Draw your own House, Senate and Congressional districts today!
Thanks to the New Organizing Institute newsletter for sending this one out.
During the College Democrats of RI convention in early May, I spoke to how this redistricting season is going to be really exciting. For the first time ever, anyone with an internet connection will be able to compete with the State House consultants to draw the new district maps.
A couple of months passed, and I still hadn’t gotten my hands on a clean dataset and a free and accessible tool to play around with it. As I understand it, Rhode Island was one of the few states to a) ask for the Census data from the Feds without precinct level data, and b) decide to pay our consultants to draw new precinct lines, in addition to ward, municipal, legislative and congressional districts. That gives us a more opaque, and more expensive process.
The tool here, Dave’s Redistricting application, has several things going for it, but also a few shortcomings. It’s free, it’s intuitive, it processes data quickly and smoothly on the laptop I’m sitting at. You set the number of districts, whether congressional, or legislative, and color in the Census block groups you’re allocating, and it keeps a running total by population.
Unfortunately, it hasn’t been enhanced with the voter file, so you can’t compare it against party affiliation, primary voters, or even general registration numbers.

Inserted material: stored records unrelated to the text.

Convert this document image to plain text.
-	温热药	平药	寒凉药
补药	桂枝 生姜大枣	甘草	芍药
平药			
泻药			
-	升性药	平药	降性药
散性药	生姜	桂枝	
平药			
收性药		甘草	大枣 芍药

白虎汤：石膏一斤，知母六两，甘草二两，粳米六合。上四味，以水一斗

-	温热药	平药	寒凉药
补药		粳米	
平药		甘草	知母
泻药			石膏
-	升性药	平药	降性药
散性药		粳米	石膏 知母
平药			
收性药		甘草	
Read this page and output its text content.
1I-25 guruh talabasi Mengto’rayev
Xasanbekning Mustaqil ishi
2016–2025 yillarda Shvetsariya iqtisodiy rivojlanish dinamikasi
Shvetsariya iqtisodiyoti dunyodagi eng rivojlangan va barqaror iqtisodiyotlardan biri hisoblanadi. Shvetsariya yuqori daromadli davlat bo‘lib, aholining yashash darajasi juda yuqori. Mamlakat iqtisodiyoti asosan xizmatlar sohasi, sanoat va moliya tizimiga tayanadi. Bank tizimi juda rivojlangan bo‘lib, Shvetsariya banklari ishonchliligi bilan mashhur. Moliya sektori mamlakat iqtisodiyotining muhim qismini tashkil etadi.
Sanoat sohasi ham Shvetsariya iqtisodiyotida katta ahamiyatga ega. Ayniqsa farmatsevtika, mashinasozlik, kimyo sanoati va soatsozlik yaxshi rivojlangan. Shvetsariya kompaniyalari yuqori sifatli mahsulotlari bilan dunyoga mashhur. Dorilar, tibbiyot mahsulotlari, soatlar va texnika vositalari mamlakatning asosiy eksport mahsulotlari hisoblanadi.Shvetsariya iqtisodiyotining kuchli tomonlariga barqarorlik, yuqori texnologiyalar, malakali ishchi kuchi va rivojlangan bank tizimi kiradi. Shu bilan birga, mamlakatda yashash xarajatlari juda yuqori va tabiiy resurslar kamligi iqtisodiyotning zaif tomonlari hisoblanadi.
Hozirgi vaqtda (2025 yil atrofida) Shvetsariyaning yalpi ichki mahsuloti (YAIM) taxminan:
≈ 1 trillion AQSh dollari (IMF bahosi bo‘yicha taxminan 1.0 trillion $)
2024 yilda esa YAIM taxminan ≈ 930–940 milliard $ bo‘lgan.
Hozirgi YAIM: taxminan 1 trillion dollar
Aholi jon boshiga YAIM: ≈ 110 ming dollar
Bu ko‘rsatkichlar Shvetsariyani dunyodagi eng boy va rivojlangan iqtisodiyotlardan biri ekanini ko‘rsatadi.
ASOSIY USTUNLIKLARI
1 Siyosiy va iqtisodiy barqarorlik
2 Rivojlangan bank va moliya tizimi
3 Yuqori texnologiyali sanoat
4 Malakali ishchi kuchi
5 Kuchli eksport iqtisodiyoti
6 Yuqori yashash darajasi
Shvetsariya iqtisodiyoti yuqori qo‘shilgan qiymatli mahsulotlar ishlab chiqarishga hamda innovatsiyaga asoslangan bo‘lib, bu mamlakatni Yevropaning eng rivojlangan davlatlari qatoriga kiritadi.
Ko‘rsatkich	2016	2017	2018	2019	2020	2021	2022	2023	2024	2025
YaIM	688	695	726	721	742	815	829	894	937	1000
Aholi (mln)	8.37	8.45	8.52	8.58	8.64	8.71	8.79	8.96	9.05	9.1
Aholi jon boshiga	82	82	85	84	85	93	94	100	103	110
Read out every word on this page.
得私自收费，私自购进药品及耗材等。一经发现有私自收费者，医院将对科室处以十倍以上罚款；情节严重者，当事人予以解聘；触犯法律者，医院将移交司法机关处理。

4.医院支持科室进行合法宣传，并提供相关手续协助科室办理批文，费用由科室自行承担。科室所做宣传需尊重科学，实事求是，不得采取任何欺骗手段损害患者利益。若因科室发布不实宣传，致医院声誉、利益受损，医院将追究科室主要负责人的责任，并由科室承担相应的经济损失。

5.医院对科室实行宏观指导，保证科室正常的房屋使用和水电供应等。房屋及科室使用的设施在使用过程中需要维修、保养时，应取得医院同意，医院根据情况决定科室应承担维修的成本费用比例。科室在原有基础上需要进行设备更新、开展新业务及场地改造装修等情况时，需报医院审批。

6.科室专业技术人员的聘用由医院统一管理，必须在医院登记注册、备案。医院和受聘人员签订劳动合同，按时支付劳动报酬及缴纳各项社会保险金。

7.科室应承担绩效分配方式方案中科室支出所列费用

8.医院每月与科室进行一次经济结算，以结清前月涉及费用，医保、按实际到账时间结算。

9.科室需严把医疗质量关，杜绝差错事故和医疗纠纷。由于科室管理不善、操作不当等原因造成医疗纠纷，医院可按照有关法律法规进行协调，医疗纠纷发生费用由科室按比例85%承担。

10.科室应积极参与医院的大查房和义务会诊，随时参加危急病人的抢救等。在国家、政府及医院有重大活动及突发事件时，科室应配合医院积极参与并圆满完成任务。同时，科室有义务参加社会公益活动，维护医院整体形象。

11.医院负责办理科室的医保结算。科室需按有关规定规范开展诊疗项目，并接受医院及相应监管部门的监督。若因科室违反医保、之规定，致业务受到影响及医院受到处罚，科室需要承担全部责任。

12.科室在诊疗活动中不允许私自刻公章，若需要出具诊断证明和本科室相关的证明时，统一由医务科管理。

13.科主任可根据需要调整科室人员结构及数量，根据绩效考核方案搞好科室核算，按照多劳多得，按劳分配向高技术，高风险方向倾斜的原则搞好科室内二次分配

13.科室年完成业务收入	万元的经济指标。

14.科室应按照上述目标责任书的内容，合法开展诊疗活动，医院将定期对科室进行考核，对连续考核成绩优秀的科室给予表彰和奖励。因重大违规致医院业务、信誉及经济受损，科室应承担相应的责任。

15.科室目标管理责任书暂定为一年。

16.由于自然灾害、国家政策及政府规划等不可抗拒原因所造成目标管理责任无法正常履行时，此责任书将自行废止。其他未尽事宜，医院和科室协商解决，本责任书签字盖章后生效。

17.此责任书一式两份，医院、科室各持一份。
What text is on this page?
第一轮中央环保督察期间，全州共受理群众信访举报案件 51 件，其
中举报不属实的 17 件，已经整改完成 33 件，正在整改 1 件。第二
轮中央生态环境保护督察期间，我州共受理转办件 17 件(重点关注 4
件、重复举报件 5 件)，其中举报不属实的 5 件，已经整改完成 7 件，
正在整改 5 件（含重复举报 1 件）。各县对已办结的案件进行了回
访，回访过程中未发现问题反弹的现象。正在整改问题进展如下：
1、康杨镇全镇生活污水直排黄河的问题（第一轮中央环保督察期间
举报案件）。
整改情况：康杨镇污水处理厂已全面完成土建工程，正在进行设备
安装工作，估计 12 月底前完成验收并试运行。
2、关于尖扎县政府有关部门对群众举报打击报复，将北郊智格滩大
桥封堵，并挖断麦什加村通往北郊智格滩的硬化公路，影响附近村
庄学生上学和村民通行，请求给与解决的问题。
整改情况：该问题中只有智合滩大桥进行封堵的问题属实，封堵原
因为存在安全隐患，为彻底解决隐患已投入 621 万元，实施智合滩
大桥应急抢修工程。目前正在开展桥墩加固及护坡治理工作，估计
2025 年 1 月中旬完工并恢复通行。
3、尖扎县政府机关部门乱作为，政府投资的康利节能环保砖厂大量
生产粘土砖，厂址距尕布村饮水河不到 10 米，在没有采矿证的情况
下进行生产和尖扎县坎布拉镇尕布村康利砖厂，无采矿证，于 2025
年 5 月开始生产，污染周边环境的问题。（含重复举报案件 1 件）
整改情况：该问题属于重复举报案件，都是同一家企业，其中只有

The other downside is that the finest grain available is Census block group, where I believe that Election Data Services may have access to block level data.
Expect several meetings over the fall for public input as we draw us some new maps, though no set number or other criteria are mentioned in H6096. The ProJo says:
If all goes as planned, the commission would start meeting this summer, holding public hearings across the state as it reviews the options for new district lines, which would be submitted to the General Assembly by Jan. 15, 2012. The Assembly would then vote on the new boundaries, which would be in place for the November 2012 election.
States are required to redistrict every 10 years, using the latest U.S. Census data to uphold the principle of one-person, one-vote, by making sure congressional and legislative districts are equal in population.
The Assembly has budgeted $1.5 million for Rhode Island’s latest redistricting. Of that amount, $692,240 will go to Election Data Services, with the rest being set aside for potential lawsuits, according to House spokesman Larry Berman.
Ideally, of course, the new boundaries would be in place not just for the November 2012 general election, but also the September primary, and the June filing deadline for candidates.